Looking like a fluid stroke of ink on paper rendered from a brush more than white-hot iron hammered on a resistant anvil, the silhouettes taper at the ends to impossibly delicate finials. These flared shapes derive from throwing knives used in combat or hunting – another example of the object’s social gravity.
“Blades of Value” also harbors the seeds of ruin. Beginning in the 15th century, European incursions steadily upended local African economies.
Iron is hardly unique to Africa, and the mass import from abroad of foreign replicas of currency tokens undermined homegrown values. Colonial powers even went so far as to forbid indigenous production, forcing numerous sub-Saharan societies to acquire European iron. Primal artistic traditions were crudely interrupted.

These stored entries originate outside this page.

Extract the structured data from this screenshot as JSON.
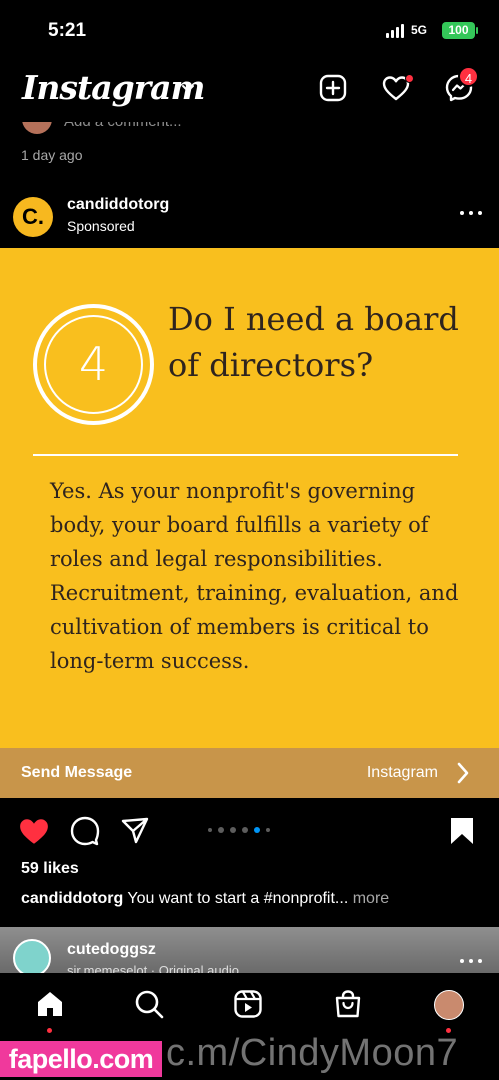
{
  "status_bar": {
    "time": "5:21",
    "network": "5G",
    "battery": "100"
  },
  "top_nav": {
    "logo": "Instagram",
    "messenger_badge": "4"
  },
  "previous_post": {
    "comment_placeholder": "Add a comment...",
    "time_ago": "1 day ago"
  },
  "post": {
    "username": "candiddotorg",
    "sponsored_label": "Sponsored",
    "avatar_letter": "C.",
    "ad": {
      "number": "4",
      "question": "Do I need a board of directors?",
      "answer": "Yes. As your nonprofit's governing body, your board fulfills a variety of roles and legal responsibilities. Recruitment, training, evaluation, and cultivation of members is critical to long-term success."
    },
    "cta": {
      "left_label": "Send Message",
      "right_label": "Instagram"
    },
    "likes": "59 likes",
    "caption_user": "candiddotorg",
    "caption_text": "You want to start a #nonprofit...",
    "caption_more": "more"
  },
  "next_post": {
    "username": "cutedoggsz",
    "subtitle": "sir.memeselot · Original audio"
  },
  "watermark": {
    "site": "fapello.com",
    "handle": "c.m/CindyMoon7"
  },
  "colors": {
    "ad_yellow": "#f9bf1e",
    "cta_brown": "#c8954a",
    "like_red": "#ff3040",
    "accent_blue": "#0095f6"
  },
  "icons": [
    "chevron-down-icon",
    "new-post-icon",
    "heart-icon",
    "messenger-icon",
    "more-icon",
    "chevron-right-icon",
    "comment-icon",
    "share-icon",
    "bookmark-icon",
    "home-icon",
    "search-icon",
    "reels-icon",
    "shop-icon"
  ]
}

The exhibition roams far and wide in the kinds of metal objects being surveyed.
Scarified markings decorating one staff and a fluttering flock of birds that rises from another signify the holders as herbalists. Portable, umbrella-shaped altars showcase sculptural genre scenes of daily life. (Likewise, a wood mask is crowned by carved blacksmiths at work around a forge.) A fierce, anthropomorphic power figure – one of the famous minkisi n’kondi from the region now known as the Democratic Republic of the Congo – is ritualistically bound with strips of multicolored cloth and hammered with hundreds of nails and ceremonial iron shards.
The array gets steadily more elaborate as you move through the show. By the end, you’re unlikely ever again to regard iron as just a mute, brute material. In that, “Striking Iron” strikes gold.